September 2017 lalu, majalah Fourfourtwo Indonesia edisi online memasukkan Zulfiandi sebagai bakat Indonesia yang hilang. Bersama Evan Dimas dan Hargianto, lelaki kelahiran Bireun, Aceh 22 tahun lalu ini menjadi bagian tak terpisahkan dari skuad juara piala AFF U19 2013 dan lolos ke Piala Asia U19 setahun berikutnya.
Jurnalis Renalto Setiawan menyamakan tipikalnya seperti Fernando Redondo, gelandang Real Madrid era 90an. Cara bermainnya memang sederhana dengan satu-dua sentuhan, tapi menjadi penghubung serangan yang diinisiasi oleh Evan Dimas. Tapi setelah kisah manis itu, rangkaian cedera membuatnya bak hilang tertelan bumi. Terakhir ia tercatat sebagai bagian dari tim Bhayangkara FC dengan catatan bermain minim. Ia hanya menjadi pilihan kedua pelatih Simon McMennemy.
Bergabung dengan Sriwijaya seakan menjadi ajang pembuktian bahwa dirinya belum habis. Tampil menggantikan Yu Hyun Koo yang cedera, pemilik nomor punggung 35 ini pelan tapi pasti menjadi dinamo lini tengah Sriwijaya. Kerjasamanya dengan Abimanyu menjanjikan kestabilan mesin permainan. Zulfiandi memperlihatkan grafik menanjak pada semifinal dan perebutan juara 3. Banyak cuitan warganet di Twitter yang meminta pelatih timnas Luis Milla mempertimbangkan namanya untuk masuk seleksi.
Ichsan Kurniawan
Satu lagi gelandang yang tenggelam di Liga 1 musim lalu karena masalah klasik cedera. Ichsan juga bagian dari skuad timnas U19 Indra Sjafri saat mentas di Piala Asia 2014. Â Sayangnya alumni Sriwijaya U21 ini hanya jadi pelapis trio Evan, Hargianto dan Zulfiandi.
Saat promosi ke tim senior Ichsan tidak menyianyiakan kesempatan saat tampil di beberapa turnamen pengisi kekosongan pasca sanksi FIFA kepada PSSI. Ia semakin moncer di kompetisi tidak resmi Indonesia Soccer Championship A 2016 dan diganjar panggilan ke timnas yang disiapkan untuk ikut Piala AFF 2016. Putra daerah Sumsel ini membuktikan bahwa Indra Sjafri tidak salah telah mengendus bakat istimewanya. Mobilitas menjelajah setiap sudut lapangan plus tendangan jarak jauh roket membuatnya menjadi bagian penting dari timnya.
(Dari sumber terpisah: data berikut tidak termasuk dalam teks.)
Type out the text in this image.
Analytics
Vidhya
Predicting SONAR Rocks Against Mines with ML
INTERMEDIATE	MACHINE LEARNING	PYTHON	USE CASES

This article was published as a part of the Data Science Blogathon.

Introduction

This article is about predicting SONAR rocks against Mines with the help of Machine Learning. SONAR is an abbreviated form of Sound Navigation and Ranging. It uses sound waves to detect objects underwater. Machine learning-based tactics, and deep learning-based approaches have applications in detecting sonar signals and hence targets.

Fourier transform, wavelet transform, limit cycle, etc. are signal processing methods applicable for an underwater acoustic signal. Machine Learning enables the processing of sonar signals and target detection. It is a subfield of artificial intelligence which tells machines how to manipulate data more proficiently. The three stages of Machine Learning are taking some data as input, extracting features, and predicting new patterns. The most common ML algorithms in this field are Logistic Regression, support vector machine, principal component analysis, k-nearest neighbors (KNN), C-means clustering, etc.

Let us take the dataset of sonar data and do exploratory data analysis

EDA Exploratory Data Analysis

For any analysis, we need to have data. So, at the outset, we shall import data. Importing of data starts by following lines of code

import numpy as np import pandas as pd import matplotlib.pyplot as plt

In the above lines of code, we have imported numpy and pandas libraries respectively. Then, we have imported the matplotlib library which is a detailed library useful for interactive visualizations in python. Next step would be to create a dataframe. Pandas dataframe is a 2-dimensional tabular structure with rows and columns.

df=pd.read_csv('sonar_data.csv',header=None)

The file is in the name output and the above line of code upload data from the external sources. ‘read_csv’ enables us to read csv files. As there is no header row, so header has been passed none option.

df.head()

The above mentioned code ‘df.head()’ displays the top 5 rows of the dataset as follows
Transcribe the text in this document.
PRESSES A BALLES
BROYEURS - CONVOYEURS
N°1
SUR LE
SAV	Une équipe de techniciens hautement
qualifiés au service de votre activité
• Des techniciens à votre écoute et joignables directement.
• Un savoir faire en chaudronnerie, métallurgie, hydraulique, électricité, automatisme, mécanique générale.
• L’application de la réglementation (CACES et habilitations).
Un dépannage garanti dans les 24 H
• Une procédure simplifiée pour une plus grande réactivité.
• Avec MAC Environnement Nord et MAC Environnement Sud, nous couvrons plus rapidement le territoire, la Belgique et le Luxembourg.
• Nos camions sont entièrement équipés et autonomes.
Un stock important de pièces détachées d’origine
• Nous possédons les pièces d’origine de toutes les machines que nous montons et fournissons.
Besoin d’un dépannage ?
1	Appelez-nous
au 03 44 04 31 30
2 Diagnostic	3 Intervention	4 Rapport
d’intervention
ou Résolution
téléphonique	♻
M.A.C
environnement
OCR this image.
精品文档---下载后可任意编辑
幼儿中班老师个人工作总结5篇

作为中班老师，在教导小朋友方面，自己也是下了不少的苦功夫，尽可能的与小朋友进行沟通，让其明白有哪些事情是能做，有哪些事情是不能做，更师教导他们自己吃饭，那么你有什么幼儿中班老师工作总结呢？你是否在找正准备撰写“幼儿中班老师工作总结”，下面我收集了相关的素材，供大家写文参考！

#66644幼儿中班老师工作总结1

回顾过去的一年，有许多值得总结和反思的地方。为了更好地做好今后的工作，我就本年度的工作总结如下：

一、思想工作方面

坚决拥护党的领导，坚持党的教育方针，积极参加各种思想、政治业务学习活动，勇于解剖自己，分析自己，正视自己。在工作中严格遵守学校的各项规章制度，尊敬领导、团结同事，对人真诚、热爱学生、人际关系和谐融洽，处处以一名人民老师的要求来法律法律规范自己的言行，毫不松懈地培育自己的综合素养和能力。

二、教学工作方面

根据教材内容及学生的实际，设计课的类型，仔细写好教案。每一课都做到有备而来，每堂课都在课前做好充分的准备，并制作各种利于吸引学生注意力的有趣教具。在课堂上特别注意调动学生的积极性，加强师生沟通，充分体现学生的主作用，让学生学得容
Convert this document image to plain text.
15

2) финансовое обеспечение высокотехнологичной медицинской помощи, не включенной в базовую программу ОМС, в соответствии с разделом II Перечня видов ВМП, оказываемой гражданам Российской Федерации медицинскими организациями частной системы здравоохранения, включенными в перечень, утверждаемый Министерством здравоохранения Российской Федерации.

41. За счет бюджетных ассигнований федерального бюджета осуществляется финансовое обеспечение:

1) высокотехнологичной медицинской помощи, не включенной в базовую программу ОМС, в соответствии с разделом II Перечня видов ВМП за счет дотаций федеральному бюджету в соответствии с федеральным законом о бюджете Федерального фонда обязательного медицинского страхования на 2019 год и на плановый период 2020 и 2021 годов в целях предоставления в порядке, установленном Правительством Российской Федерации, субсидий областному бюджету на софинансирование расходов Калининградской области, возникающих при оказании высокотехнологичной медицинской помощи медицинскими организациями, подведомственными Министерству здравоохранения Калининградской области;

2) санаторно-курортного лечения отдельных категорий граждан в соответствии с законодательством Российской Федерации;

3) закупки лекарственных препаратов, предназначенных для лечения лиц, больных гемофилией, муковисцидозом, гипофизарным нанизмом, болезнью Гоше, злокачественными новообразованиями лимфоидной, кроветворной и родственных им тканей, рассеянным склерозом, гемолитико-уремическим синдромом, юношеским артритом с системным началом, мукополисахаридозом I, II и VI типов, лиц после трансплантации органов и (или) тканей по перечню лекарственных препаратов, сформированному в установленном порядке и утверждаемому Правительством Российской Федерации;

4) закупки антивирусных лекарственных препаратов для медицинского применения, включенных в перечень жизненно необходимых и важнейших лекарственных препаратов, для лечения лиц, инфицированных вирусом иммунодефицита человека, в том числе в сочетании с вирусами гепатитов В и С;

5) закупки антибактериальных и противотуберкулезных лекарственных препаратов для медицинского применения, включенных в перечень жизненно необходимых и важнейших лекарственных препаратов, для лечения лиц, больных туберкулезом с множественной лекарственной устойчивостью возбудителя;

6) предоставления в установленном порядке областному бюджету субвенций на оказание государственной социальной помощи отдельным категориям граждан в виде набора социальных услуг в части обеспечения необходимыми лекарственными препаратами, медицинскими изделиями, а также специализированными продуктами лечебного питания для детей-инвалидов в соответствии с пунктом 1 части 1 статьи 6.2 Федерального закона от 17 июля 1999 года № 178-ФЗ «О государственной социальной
Sayang cedera Anterior Cruciate Ligament (ACL) saat melawan Bhayangkara FC memupus harapannya untuk membela panji Merah Putih dan naik meja operasi. Otomatis selama 2017 ia banyak berkutat pada proses pemulihan dan sempat beberapa kali tampil tapi performanya belum kembali seperti sedia kala.
Pada Piala Presiden ia tampil beberapa kali di babak kedua. Tampak sentuhan olah bolanya tidak pudar. Class is permanent. Andai diturunkan secara reguler nanti di kompetisi resmi, perlahan Ichsan akan kembali ke penampilan terbaiknya
Pelatih yang Pusing
Kebangkitan tiga nama ini di Pilpres membuat coach RD pusing sekaligus gembira. Ia akan memutar otak meracik komposisi yang pas melengkapi skuad Sriwijaya yang bertabur bintang. Tapi di sisi lain, Sriwijaya akan semakin berbahaya karena kualitas pelapis tidak jauh berbeda dengan pemain inti. Tenaga para pemain muda yang menggeliat ini akan berpadu dengan penggawa sarat pengalaman yang sudah ada. Tinggal bagaimana RD bisa menjaga keharmonisan anak asuhnya dengan berbagai rotasi dan pembagian jam bermain.
Satu pihak lagi yang akan gembira adalah pelatih timnas. Dengan muncul dan bangkit kembali pemain-pemain ini, timnas juga punya banyak opsi untuk mengisi lini tengahnya.